Boxing is in danger of being dropped from the Tokyo 2020 Olympic slate after the International Olympic Committee (IOC) opened an inquiry into the embattled governing body late last year.
The inquiry into the International Boxing Association (AIBA) came after its members went against IOC warnings and elected a man accused of trafficking heroin. Though that’s far from the only issue the organization needs to address, including its finances.
Umar Kremlev, an AIBA executive committee member, made the offer of $16 million to clear the organization’s debts if the IOC keeps the sport in the next Olympics under the AIBA umbrella.
Boxing in a battle
The issues with the AIBA are long-ranging and include leaders with connections to crime organizations, controversial judging decisions and overall corruption.
Gafur Rakhimov was elected in November 2018 as the AIBA president despite the IOC’s warnings against it. The U.S. Treasury Department alleges he is a member of the Brother’s Circle, an organized crime group the department believes is involved in international heroin smuggling, according to Forbes.The department barred U.S. citizens and companies from doing business with him, per the AP.
Nothing is proven and Rakhimov has denied all allegations, which forced him to miss the 2000 Sydney Olympics and 2012 London Olympics. He said last week he would step down amid the investigation, according to reports, but did not resign from the post.
The IOC will deliver its final report May 22 into the organization. It can decide to drop the sport from the Tokyo schedule or develop a plan for tournaments and qualifying events without involvement by AIBA. In June, the IOC can vote to de-recognize AIBA.
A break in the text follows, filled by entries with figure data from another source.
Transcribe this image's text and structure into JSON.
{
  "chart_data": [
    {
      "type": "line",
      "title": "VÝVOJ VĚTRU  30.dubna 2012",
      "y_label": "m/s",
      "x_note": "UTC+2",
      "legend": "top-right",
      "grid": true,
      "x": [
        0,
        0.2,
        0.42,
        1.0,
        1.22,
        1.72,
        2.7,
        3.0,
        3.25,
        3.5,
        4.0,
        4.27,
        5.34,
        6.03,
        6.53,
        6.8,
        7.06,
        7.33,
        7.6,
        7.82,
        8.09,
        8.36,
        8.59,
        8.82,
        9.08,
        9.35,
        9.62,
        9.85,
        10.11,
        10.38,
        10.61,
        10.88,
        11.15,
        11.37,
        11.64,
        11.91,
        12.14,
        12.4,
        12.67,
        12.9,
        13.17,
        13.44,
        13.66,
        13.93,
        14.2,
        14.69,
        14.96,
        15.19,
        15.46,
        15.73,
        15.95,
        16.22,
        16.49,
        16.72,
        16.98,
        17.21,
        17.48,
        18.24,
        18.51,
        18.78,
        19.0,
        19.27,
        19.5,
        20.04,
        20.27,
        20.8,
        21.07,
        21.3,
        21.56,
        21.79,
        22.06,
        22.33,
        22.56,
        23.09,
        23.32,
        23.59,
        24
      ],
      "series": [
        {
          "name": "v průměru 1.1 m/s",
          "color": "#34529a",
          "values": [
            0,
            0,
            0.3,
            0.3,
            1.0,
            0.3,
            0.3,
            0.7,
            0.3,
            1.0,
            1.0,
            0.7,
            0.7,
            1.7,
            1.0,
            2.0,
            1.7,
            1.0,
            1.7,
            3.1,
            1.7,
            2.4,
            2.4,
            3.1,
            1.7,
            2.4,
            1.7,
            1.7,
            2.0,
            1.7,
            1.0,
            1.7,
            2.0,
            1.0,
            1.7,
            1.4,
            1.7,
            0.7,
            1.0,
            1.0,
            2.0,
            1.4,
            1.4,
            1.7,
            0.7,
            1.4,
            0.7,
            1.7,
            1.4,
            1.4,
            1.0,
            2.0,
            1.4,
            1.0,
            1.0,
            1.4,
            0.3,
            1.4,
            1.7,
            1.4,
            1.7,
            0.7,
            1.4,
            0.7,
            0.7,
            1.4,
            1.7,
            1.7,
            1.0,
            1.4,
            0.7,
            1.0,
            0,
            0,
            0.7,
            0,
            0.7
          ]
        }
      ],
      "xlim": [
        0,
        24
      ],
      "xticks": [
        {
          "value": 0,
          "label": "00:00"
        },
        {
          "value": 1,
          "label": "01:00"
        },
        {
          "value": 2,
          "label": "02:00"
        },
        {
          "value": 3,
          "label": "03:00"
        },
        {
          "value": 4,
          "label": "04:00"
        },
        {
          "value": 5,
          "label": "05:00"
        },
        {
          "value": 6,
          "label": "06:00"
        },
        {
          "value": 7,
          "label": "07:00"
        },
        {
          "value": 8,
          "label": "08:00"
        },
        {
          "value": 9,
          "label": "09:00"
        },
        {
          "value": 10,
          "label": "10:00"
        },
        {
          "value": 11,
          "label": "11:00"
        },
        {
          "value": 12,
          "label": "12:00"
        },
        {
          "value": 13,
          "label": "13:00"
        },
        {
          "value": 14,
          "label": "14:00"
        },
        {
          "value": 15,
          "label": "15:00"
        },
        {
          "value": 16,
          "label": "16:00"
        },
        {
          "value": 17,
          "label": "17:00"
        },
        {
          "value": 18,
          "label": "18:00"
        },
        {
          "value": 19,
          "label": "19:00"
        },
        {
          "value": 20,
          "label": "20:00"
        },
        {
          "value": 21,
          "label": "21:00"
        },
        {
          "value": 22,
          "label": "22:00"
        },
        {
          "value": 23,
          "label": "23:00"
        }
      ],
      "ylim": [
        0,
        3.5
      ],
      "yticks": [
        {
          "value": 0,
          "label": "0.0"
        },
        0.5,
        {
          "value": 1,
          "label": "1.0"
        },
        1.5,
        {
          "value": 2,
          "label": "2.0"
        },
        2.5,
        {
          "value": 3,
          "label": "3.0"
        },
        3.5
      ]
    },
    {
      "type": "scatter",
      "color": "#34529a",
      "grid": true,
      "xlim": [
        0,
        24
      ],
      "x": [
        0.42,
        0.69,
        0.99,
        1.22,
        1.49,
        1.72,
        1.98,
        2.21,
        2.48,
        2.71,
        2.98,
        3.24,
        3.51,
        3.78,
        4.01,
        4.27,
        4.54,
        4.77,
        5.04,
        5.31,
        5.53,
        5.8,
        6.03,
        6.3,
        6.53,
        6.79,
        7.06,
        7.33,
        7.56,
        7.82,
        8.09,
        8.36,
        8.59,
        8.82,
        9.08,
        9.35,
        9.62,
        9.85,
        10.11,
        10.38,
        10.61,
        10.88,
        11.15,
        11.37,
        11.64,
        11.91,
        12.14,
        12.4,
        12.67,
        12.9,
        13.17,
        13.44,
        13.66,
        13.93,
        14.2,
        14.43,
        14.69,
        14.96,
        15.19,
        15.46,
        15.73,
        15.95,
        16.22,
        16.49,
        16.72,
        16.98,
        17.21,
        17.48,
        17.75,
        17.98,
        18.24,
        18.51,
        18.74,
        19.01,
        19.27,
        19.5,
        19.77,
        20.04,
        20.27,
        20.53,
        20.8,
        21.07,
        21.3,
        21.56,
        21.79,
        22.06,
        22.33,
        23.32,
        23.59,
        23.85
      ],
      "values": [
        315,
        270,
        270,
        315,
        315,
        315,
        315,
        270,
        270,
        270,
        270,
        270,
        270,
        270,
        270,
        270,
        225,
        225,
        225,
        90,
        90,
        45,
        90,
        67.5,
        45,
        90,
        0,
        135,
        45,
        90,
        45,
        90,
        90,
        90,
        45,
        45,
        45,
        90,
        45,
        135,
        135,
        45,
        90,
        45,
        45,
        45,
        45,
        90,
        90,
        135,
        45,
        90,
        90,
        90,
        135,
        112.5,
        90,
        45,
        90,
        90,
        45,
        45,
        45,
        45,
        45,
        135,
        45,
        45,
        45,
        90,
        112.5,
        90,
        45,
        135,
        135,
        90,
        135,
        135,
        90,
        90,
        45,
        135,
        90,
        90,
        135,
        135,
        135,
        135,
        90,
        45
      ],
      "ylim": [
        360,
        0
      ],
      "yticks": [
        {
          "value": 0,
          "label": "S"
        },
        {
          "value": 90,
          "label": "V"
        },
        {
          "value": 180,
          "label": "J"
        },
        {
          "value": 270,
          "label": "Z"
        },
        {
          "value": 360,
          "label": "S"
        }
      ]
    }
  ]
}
AIBA put forth plans detailing how it would improve management, finances and fight judges as it attempts to avoid any sanctions and get answers for its boxers. The sport has been a pivotal part of the Games since 1904. Losing it would also hurt TV ratings, Forbes speculates.
2016 Games proved controversial
The issues stem back to some embarrassments at the 2016 Rio Olympics, where all 36 judges and referees were suspended by AIBA.
The two main cases, detailed by Forbes, involve Russians winning controversial decisions.
Ireland’s Michael Conlan lost a controversial decision to Russian Vladimir Nikitin and gave judges the middle finger before ranting about corruption. The Irish team boxing manager claimed in a three-page report reviewed by The Irish Times last March that the match was fixed and Conlan’s chances “gone” before he stepped into the ring.
Evgeny Tishchenko won the heavyweight gold even though Kazakh boxer Vasily Levit was considered the winner by observers. Tishchenko suffered a cut on his head and fought from his back foot for most of the bout. His coach even suggested in post-match comments that the Russian should not have won.
Scandals over judging came up again at the Asian Games in September, per Forbes, and two North Korean coaches were removed from the arena by police when they protested decisions.
Kremlev offers to clear debt
An AIBA interim audit report released Wednesday showed the organization went from losing $2 million a year to a “positive cash flow.” Yet it still has debts of $16 million and, per the report, is “dependent on the Olympic dollars in order to secure its future.” De-recognizing the organization would pull that funding indefinitely.
AIBA announced it intends to lower operating expenses by 50 percent and create positive equity by 2024. It alleged it could only do that if the sport were a part of the games, per Reuters.
Kremlev, an AIBA executive committee member and secretary general of the Russian boxing federation, wants to make a deal.
“I am ready to close all the debts of AIBA in full, so long as our favorite sport remains in the Olympic program,” Kremlev wrote, according to the statement given to The Associated Press.
Kremlev did not say where the money would come from, per the report.
AIBA executive director Tom Virgets told insidethegames he was “sincerely grateful” for the offer, but did not solicit it.
"We are very blessed to have a member in our AIBA family with such philanthropic heart," Virgets said.